Friday, May 8, 2009

Long Week/Good Week

Well it has been another long week but this time a good one. My Mom is in town which means I am trying to juggle this work project -- with time with her -- with time working out -- with time eating well -- with blogging time -- with bible study time -- with little league baseball games -- with well you get the picture

My Mom and I have a special relationship. She struggles with mental health issues and is not your typical Mom. She has been this way all my life. It is hard to describe - she isn't completely off the wall crazy as she is highly medicated. She is manic depressive, bi-polar, anxiety ridden. I have spent years resenting this Mother Daughter relationship but now realize the situation for what it is and my Mother's dependence on her daughters as her only hope in life and I am trying to come through for her.

On a funny note... if you have seen Seinfeld you know they have the "close talker" and the "low talker" characters that Jerry makes fun of. Well my husband has labeled my Mom the "quiet walker". I call her a stalker. She will sneak up behind you while say cutting vegetables at the kitchen counter and stand behind you and you never know she is there. Then when you turn around you run into her nearly stabbing her with a knife you were taking to the kitchen sink. I realize she just wants to be near me but she sure is quiet and sneaky.

As a child, my Mom was anorexic on top of all of her other issues. Then bulimic for awhile. Now she is purely a compulsive eater and laxative abuser. I have seen her go through more Metamucil and prune juice this week than before. I have talked to her but with her mental limitations, you cannot get through. She thinks what she is doing is healthy as she is on a lot of medications which cause constipation and she needs all this stuff. Well-- she overate all week and cannot button her jeans now so all I have heard about for the past 24 hours is how miserable she is.

I am not mentally challenged but I feel like I am looking in the mirror. My Mom eats when she doesn't really want to, eats when not hungry, eats to the point of busting, eats to make herself feel better for overeating only to then feel more sick. It is really quite sad. I have seen myself in her this week and did not like the reflection. This pattern of behavior in our family will stop with me.

I bought a great devotional book at the bookstore this week called Living Well. It is about living a balanced life and it is based on the Christian weight loss plan called First Place 4 Health. The program stresses balance in 4 areas of your life - mental, physical, emotional and spiritual. The devotional book is compiled with submissions by people who successfully completed the program. I really see myself as trying to achieve this balance in my life. I have been lopsided for too long looking at just my weight loss goal as my singular focus.

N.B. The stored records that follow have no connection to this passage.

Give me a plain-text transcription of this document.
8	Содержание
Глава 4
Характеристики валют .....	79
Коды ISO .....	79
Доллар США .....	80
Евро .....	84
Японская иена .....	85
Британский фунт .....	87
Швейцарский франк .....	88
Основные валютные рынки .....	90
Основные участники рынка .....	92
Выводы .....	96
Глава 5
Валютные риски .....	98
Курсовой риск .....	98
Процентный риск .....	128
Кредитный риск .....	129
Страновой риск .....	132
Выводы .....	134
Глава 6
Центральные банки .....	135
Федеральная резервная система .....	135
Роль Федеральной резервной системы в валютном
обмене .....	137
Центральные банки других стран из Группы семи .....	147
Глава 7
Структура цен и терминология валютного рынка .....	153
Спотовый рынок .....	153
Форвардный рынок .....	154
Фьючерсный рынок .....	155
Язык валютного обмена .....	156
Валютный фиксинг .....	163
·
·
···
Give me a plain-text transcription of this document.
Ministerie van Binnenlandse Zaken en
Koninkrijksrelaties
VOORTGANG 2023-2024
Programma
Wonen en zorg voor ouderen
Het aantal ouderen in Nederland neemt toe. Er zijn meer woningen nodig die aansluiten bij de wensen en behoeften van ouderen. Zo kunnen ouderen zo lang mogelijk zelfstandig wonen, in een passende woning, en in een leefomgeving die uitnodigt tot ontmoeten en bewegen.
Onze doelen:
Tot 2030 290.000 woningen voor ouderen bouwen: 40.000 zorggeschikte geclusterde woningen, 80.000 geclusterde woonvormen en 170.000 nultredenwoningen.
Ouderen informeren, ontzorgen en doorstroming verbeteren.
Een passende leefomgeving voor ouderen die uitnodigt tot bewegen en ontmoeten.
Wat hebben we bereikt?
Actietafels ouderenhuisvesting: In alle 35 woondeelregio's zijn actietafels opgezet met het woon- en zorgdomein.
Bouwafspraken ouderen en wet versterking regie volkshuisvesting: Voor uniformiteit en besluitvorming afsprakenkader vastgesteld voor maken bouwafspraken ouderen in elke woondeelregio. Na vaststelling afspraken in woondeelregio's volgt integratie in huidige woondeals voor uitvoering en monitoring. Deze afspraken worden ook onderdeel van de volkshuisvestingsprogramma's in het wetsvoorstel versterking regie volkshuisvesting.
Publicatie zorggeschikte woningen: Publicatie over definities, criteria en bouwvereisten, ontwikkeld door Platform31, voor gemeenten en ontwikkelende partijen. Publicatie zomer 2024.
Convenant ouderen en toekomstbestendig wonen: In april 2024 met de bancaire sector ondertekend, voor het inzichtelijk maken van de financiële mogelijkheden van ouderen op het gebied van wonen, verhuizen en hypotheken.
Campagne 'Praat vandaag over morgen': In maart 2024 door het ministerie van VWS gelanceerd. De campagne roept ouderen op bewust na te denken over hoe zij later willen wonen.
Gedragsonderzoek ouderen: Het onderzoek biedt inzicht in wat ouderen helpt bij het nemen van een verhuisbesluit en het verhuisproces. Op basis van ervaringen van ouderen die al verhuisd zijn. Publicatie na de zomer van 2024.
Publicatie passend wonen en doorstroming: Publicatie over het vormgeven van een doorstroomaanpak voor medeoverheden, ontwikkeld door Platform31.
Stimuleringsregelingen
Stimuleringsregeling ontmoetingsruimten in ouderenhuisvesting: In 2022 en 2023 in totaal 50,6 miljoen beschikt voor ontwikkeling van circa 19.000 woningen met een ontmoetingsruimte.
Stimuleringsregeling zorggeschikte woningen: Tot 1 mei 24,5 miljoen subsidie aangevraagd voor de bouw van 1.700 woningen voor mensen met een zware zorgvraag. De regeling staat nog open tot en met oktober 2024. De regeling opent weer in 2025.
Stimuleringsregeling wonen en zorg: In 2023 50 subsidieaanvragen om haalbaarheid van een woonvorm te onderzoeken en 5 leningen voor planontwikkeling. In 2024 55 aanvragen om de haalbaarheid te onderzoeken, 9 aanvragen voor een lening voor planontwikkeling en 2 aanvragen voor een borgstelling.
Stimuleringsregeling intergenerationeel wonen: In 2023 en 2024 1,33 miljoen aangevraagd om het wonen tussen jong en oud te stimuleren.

I wanted to share my first lesson from the book about making wise choices. God offers us life and blessings or death and curses. It is our choice to decide which we want. Just as in my weight loss efforts we have to decide whether to binge and eat something that I know will take me off plan - that is not choosing life for me personally. all too often I make the choice to not bless myself with following through on what I intend to do. I have used this lesson the past few days to walk away from food and it has helped. I now am starting to feel blessed and it feels good.

Have a wedding in Michigan this weekend so may not get to post. Hope you all enjoy your weekends and hope you have good weather in your area.

1 comment:

  1. I think many of our problems are actually of our own making, by our own choice. If we stop long enough to realize that we are actually making these choices, it's easier to turn them around. Most of the time I'm afraid that I make the choice without ever realizing that it was all up to me. Anyway, it's a step, an important one.

    I'm sorry you have such a dysfunctional relationship with your mother. I have a family member who was institutionalized with mental illness and am familiar with bipolar personalities as well. Hopefully her meds will help, and she's stay on them. It's hard isn't it? Anyway, hang in there because He doesn't give us more than we can handle (even if it does feel like that sometimes).